Он не лгал. Боль и в самом деле утихла.
– Вот и отлично. Слушай, такой разэтакий, хоть ты и в отпуске, но, думается, он у тебя недолго продлится.
– Почему бы?
– Вообще то дел много, сам знаешь, – сказал Павлищев. – Но главное, тут один тип, так он ни в какую. Говорит, чтобы только ты его резал! Клянет тебя на чем свет стоит.
– Пекарников?
– Он самый. Такой, знаешь, характерец.
– Да ну его, – с досадой сказал Алексей Сергеевич. – Мне, по совести говоря, не до его характера.
– Я понимаю, – согласился Павлищев.
– Может быть, ты, Петро, возьмешься?
Павлищев засмеялся:
– Да со всей бы охотой, а он ни за что: ты, и никто другой!
– Я болен, – сказал Алексей Сергеевич чуть холоднее, чем хотелось. – Ты знаешь, я болен, не могу…
– Отдыхай, – ответил Павлищев. – Я к тебе, наверное, завтра заеду.
«В чем истоки эгоизма? – думал Алексей Сергеевич, глядя в окно на деревья, покрытые первым, непрочным, тающим снегом. – На чем держится убежденность человека, что его личность превыше всего? На сознании своих необычайных достоинств? На безмерной любви к собственной особе? Или эта особенность присуща каждому, только в разной степени?»
Задумчиво сощурил глаза.
Мысли не глубокие и не новые. Разве и ему самому чужд эгоизм? Разве он сам в первую очередь не думает о себе, только о себе, и потому знать ничего не желает и не хочет выполнять свой долг?
Между прочим, до чего по газетному сухо звучит: «выполнять свой долг». Словно заголовок передовой статьи.
«Но я же болен, – мысленно запротестовал он. – Я тяжело, неизлечимо болен».
Тут же исподволь подкралась мысль:
«А разве Пекарников не болен?»
Да, он болен, но у него, наверное, все обойдется, все кончится благополучно, он будет жить, он еще доставит своим близким немало беспокойства. Что что, а доставлять беспокойство Пекарников умеет. И делает это с толком, со вкусом.

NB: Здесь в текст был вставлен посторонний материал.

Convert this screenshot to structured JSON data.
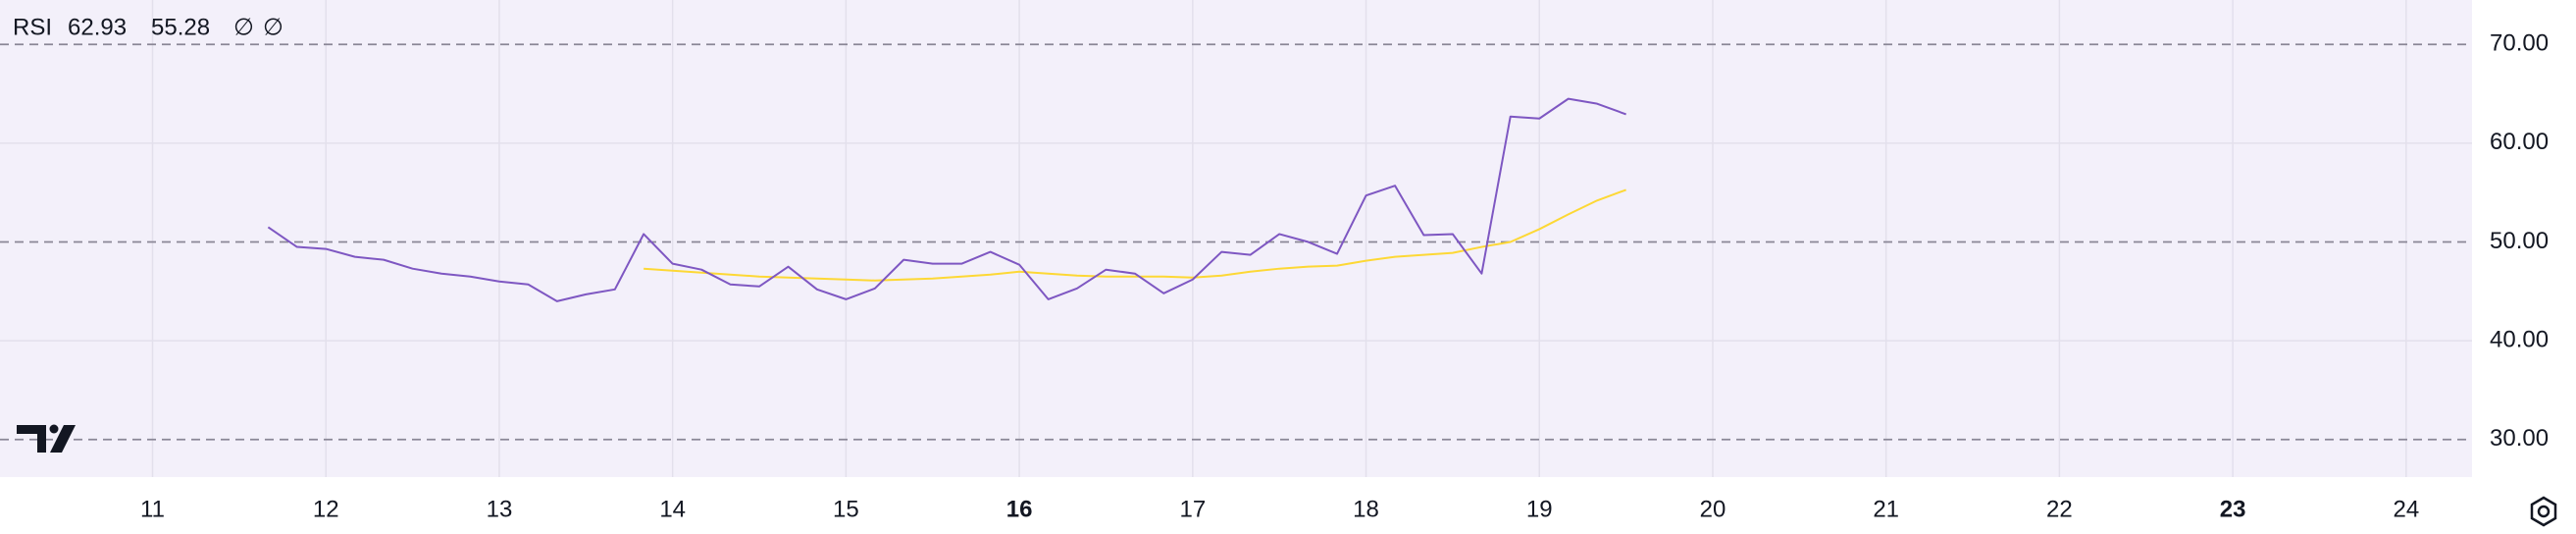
{
  "chart_data": {
    "type": "line",
    "title": "RSI",
    "legend_icons": [
      "∅",
      "∅"
    ],
    "x": [
      11.667,
      11.833,
      12,
      12.167,
      12.333,
      12.5,
      12.667,
      12.833,
      13,
      13.167,
      13.333,
      13.5,
      13.667,
      13.833,
      14,
      14.167,
      14.333,
      14.5,
      14.667,
      14.833,
      15,
      15.167,
      15.333,
      15.5,
      15.667,
      15.833,
      16,
      16.167,
      16.333,
      16.5,
      16.667,
      16.833,
      17,
      17.167,
      17.333,
      17.5,
      17.667,
      17.833,
      18,
      18.167,
      18.333,
      18.5,
      18.667,
      18.833,
      19,
      19.167,
      19.333,
      19.5
    ],
    "series": [
      {
        "color": "#7e57c2",
        "values": [
          51.5,
          49.5,
          49.3,
          48.5,
          48.2,
          47.3,
          46.8,
          46.5,
          46.0,
          45.7,
          44.0,
          44.7,
          45.2,
          50.8,
          47.8,
          47.2,
          45.7,
          45.5,
          47.5,
          45.2,
          44.2,
          45.3,
          48.2,
          47.8,
          47.8,
          49.0,
          47.7,
          44.2,
          45.3,
          47.2,
          46.8,
          44.8,
          46.2,
          49.0,
          48.7,
          50.8,
          50.0,
          48.8,
          54.7,
          55.7,
          50.7,
          50.8,
          46.8,
          62.7,
          62.5,
          64.5,
          64.0,
          62.93
        ]
      },
      {
        "color": "#fdd835",
        "values": [
          null,
          null,
          null,
          null,
          null,
          null,
          null,
          null,
          null,
          null,
          null,
          null,
          null,
          47.3,
          47.1,
          46.9,
          46.7,
          46.5,
          46.4,
          46.3,
          46.2,
          46.1,
          46.2,
          46.3,
          46.5,
          46.7,
          47.0,
          46.8,
          46.6,
          46.5,
          46.5,
          46.5,
          46.4,
          46.6,
          47.0,
          47.3,
          47.5,
          47.6,
          48.1,
          48.5,
          48.7,
          48.9,
          49.5,
          50.0,
          51.3,
          52.8,
          54.2,
          55.28
        ]
      }
    ],
    "xlim": [
      10.12,
      24.38
    ],
    "xticks": [
      11,
      12,
      13,
      14,
      15,
      16,
      17,
      18,
      19,
      20,
      21,
      22,
      23,
      24
    ],
    "ylim": [
      26.2,
      74.5
    ],
    "yticks": [
      {
        "value": 30,
        "label": "30.00"
      },
      {
        "value": 40,
        "label": "40.00"
      },
      {
        "value": 50,
        "label": "50.00"
      },
      {
        "value": 60,
        "label": "60.00"
      },
      {
        "value": 70,
        "label": "70.00"
      }
    ],
    "dashed_levels": [
      70,
      50,
      30
    ],
    "grid": true
  }
}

Ему снова стало совестно. Так подобает думать склочной бабе в коммунальной кухне, а никак не ему, врачу.
И, досадуя на самого себя, он снова сел к столу. Надо писать, пока боль опять не схватила его.
Уже стемнело, и длинные тени легли за окном на грязный, клочковатый снег. По мостовой проезжали автобусы, загорались и гасли фары машин. Не то накрапывал дождь, не то шел мелкий, быстро таявший снег.
Алексей Сергеевич положил ручку, размял слегка замлевшие пальцы.
На сегодня хватит! Надо оставить что то и на завтра.
Было тихо в квартире. Так тихо, что он слышал, как равномерно тикают ручные часы.
Он почувствовал, что устал. Он понимал, что его утомила не так работа, как внезапный, резкий переход от деятельного шума больницы к спокойной, устойчивой тишине дома.
Он не представлял себе, что это окажется не самым для него легким. Нет, не представлял. Но он не вернется, у него нет сил продолжать привычную жизнь. И потом, он должен торопиться, надо закончить книгу, а времени осталось мало.
Захотелось ненадолго выйти на улицу, окунуться в шум вечернего города, увидеть людей, вдохнуть осенний воздух пополам с дождем и туманом. Он погасил настольную лампу, вышел из комнаты. И тут он услышал звонок, отрывистый и негромкий.
Он открыл дверь и увидел женщину, одетую в красное пальто. Шляпка на ее голове была немного сдвинута набок. Невольно он отметил про себя: смешная шляпка, совсем как опрокинутый горшок. Да еще ни к селу ни к городу – бант!
– Я к вам, доктор, – сказала женщина.
Голос у нее был вкрадчивый, она сложила на груди руки, шагнула прямо на него.